Turkey says Russia will ‘face consequences’ if airspace violations continue
AA photoTurkish Foreign Minister Mevlüt Çavuşoğlu has said Russia will “face the consequences” if it continues to violate Turkey’s airspace, two days after Ankara declared that Russia had again violated its airspace despite multiple warnings.
“We summoned the [Russian] Ambassador [to Ankara, Andrei Karlov] to our ministry and protested the act. We clearly told him, ‘If there are similar violations again you will have to face the consequences,’ because we previously communicated our rules of engagement to Russia,” said Çavuşoğlu on Jan. 31 in Riyadh, at a joint press conference with his Saudi counterpart Adel al-Jubeir, according to state-run Anadolu Agency.
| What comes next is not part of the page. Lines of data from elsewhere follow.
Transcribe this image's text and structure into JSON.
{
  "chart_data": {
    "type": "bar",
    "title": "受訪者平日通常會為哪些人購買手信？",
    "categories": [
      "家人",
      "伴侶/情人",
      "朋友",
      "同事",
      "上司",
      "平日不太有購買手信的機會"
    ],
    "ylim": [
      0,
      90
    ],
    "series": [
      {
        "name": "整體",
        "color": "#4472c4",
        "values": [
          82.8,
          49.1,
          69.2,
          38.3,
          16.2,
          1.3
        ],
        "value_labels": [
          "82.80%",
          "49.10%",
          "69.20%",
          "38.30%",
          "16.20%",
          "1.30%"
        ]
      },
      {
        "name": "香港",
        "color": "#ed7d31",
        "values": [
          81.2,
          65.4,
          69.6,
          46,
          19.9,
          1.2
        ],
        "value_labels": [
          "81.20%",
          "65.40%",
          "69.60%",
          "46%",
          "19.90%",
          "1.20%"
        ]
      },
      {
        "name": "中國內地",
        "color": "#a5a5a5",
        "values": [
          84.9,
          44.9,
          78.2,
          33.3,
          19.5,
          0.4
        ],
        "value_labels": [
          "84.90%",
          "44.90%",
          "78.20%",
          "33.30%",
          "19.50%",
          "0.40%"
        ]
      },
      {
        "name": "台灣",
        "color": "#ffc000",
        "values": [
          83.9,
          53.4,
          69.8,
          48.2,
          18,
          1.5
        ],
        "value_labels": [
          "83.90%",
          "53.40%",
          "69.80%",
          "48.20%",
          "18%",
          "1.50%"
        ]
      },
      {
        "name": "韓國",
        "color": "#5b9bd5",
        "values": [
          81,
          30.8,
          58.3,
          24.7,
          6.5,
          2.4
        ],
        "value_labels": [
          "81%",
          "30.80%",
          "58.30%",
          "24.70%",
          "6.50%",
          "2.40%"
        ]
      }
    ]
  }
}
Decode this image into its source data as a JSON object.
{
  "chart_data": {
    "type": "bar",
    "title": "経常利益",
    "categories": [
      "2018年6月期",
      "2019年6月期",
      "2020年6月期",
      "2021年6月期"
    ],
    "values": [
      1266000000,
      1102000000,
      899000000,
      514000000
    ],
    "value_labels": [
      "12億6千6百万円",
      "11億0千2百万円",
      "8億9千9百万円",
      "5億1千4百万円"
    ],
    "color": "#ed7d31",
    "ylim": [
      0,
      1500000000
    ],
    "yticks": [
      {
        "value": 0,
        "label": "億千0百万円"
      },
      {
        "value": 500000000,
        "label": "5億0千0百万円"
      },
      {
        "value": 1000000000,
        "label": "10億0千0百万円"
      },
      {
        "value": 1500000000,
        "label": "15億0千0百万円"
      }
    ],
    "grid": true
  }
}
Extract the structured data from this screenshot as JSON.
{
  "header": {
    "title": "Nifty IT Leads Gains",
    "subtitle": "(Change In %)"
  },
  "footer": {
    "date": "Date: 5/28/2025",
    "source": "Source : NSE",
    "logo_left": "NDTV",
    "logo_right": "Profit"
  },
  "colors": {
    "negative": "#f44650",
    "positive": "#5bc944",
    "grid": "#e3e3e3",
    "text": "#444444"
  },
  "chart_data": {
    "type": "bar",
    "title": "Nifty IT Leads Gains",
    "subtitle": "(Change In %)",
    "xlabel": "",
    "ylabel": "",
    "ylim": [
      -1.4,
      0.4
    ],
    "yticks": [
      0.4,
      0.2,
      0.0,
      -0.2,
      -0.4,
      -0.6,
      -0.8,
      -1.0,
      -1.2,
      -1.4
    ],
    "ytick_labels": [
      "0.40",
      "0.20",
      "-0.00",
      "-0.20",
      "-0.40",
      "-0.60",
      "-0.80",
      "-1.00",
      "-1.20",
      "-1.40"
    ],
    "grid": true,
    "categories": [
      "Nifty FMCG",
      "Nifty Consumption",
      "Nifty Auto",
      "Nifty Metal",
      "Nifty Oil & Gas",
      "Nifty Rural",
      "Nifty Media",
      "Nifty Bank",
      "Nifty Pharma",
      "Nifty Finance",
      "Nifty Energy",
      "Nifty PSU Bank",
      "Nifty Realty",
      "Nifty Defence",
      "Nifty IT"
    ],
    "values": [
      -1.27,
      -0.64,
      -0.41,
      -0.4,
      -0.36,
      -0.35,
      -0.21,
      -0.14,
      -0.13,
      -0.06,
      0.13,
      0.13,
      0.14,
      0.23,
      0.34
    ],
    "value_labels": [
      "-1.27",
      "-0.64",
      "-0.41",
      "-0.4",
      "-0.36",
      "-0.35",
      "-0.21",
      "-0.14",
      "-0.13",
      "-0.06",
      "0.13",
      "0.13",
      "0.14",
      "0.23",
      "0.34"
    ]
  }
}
Turkey said a Russian warfighter violated Turkish airspace on Jan. 29, despite the pilot being repeatedly warned in Russian and English. The incident comes almost two months after Turkey shot down another Russian aircraft because of an airspace violation.
NATO and the United States confirmed the latest violation, with NATO Secretary-General Jens Stoltenberg immediately urging Russia not to escalate tension by continuing its airspace violations.
Çavuşoğlu said the breach was also determined by the NATO center in Spain, recalling Stoltenberg’s statement on the issue.
Russia has denied that it violated Turkey’s airspace on Jan. 29, just as it denied the violation on Nov. 24, 2015, which led to Turkey’s downing of the Russian jet and the death of two pilots. That incident sent relations between Ankara and Moscow on a downward spiral and led to Russia announcing a raft of economic sanctions against Turkey.
Russian Defense Ministry spokesman Maj. Gen. Igor Konashenkov denied on Jan. 30 that there was any violation of Turkey’s airspace and called Turkish statements “unsubstantiated propaganda.” His statement was carried by state news agencies Tass and RIA Novosti.
Çavuşoğlu said this denial was a “typical attitude” of Russia lately and all details of the breach had been shared with Russia.
“We not only see Russia as a neighbor. We also see them as an important partner. We want to normalize our relations [with Russia] but one-sided steps are not enough for this to happen,” he added.
Turkish Prime Minister Ahmet Davutoğlu also said Russia “could never cover up a violation of Turkey’s airspace,” as the intrusion was detected on both Turkish and NATO radar.
“As no country in the world is isolated, it is impossible to hide a violation of airspace that actually occurred or make one that never occurred look like it actually did,” Davutoğlu said in a news conference at Saudi Arabia’s Royal Palace on Jan. 31 in Riyadh.
“Russia cannot [cover up] the violations it committed on any grounds,” he added.
The U.S. also called on Russia to respect Turkey’s airspace late on Jan. 30.
“The United States joins NATO in standing in solidarity with Turkey and we call on Russia to respect Turkish airspace and cease activities that risk further heightening instability in the region,” Pentagon spokesman Mark Wright said.
Meanwhile, Foreign Minister Çavuşoğlu said he hoped Russia would adopt a “more positive manner” in favor of a political transformation of Syria, adding that it should target the Islamic State of Iraq and the Levant (ISIL) in Syria rather than the opposition forces.
Russia is a staunch supporter of Syrian President Bashar al-Assad and forces loyal to him.